In some bail review hearings, defense attorneys present a treatment plan to the court, asking for their client to be admitted into a mental health program, with the condition of either release on recognizance or electronic monitoring. These plans include treatment facilities, medication management, therapies, rehabilitation, and other services that address the individual’s needs and the root causes of their circumstances. Far too often, judges rule that they are better off in jail, sometimes over a concern as comparatively trivial as a treatment program’s inability to transport people from jail to the new facility.

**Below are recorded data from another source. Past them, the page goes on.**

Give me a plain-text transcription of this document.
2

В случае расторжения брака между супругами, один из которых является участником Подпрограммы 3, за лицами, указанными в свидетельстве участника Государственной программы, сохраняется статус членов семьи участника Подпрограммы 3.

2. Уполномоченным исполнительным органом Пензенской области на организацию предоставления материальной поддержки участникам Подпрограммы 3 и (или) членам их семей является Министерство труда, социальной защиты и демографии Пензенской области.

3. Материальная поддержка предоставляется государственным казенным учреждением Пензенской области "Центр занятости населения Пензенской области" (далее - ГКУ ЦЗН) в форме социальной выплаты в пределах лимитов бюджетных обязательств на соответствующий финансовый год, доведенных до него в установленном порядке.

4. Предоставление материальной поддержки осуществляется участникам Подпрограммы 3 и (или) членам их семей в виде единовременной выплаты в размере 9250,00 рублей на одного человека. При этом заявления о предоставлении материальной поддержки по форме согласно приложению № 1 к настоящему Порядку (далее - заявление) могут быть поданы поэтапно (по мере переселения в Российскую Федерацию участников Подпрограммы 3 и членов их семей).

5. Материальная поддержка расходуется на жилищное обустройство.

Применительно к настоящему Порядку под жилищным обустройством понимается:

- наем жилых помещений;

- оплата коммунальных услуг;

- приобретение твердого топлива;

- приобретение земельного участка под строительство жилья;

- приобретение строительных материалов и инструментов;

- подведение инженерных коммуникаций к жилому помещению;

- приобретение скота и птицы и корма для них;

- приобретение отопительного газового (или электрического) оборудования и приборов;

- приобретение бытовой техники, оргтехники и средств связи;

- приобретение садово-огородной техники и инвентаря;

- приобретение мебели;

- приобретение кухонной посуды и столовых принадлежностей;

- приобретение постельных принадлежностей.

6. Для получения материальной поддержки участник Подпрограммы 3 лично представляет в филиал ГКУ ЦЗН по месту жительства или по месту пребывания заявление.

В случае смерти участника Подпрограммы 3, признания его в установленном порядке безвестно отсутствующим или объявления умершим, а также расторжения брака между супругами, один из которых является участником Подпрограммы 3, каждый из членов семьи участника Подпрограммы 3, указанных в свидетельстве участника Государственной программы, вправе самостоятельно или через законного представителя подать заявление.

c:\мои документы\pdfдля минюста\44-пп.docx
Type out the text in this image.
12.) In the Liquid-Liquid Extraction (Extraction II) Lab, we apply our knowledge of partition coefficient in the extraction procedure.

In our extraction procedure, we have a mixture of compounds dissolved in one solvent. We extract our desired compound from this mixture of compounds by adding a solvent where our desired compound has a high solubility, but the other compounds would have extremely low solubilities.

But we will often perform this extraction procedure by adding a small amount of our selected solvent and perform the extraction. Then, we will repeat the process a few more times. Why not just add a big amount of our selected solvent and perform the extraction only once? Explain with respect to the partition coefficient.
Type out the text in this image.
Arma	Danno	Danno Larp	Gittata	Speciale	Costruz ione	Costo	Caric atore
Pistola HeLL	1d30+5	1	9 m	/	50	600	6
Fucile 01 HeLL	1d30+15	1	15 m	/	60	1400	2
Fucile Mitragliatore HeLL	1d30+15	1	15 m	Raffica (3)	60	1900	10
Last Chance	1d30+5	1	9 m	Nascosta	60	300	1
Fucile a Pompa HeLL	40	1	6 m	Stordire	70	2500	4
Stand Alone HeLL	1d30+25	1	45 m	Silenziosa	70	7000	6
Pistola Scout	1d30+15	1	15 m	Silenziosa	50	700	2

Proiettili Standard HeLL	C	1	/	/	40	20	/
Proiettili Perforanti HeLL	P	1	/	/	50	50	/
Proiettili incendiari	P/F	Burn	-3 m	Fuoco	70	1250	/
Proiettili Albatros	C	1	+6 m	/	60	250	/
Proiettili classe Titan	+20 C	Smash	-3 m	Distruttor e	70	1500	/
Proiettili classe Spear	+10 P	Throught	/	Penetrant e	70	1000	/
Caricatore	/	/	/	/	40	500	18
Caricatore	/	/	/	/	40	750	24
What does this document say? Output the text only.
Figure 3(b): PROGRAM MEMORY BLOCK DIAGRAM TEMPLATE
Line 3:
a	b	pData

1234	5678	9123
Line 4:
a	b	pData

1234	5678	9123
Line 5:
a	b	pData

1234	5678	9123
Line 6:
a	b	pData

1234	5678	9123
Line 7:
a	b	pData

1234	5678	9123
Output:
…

Judges have the power of discretion to determine whether or not to release someone to a treatment program. We have witnessed judges justify refusal to allow someone to receive mental health treatment in many ways — sometimes it is dissatisfaction with a specific location, the security level of a certain facility, the amount of time a program takes, or the types of services offered. In other cases we have heard judges express disbelief that a person needs treatment at all for their illness. Mental health care should be available for everyone, not just those deemed worthy by a judge.
In a just world, everyone is able to access mental health care: people with mental illness could be in charge of their own treatment plan, and anyone could access opportunities for community care and resources for healing. People with mental health concerns should have the right to housing, to consensual medical care, and to take care of themselves and their families. Instead, Baltimore’s jails eat up resources that might make that world possible and offer the exact opposite, inflicting and compounding trauma and exacerbating mental illness, and the judges and prosecutors who are confronted every day with this reality nonetheless choose to feed vulnerable people into them.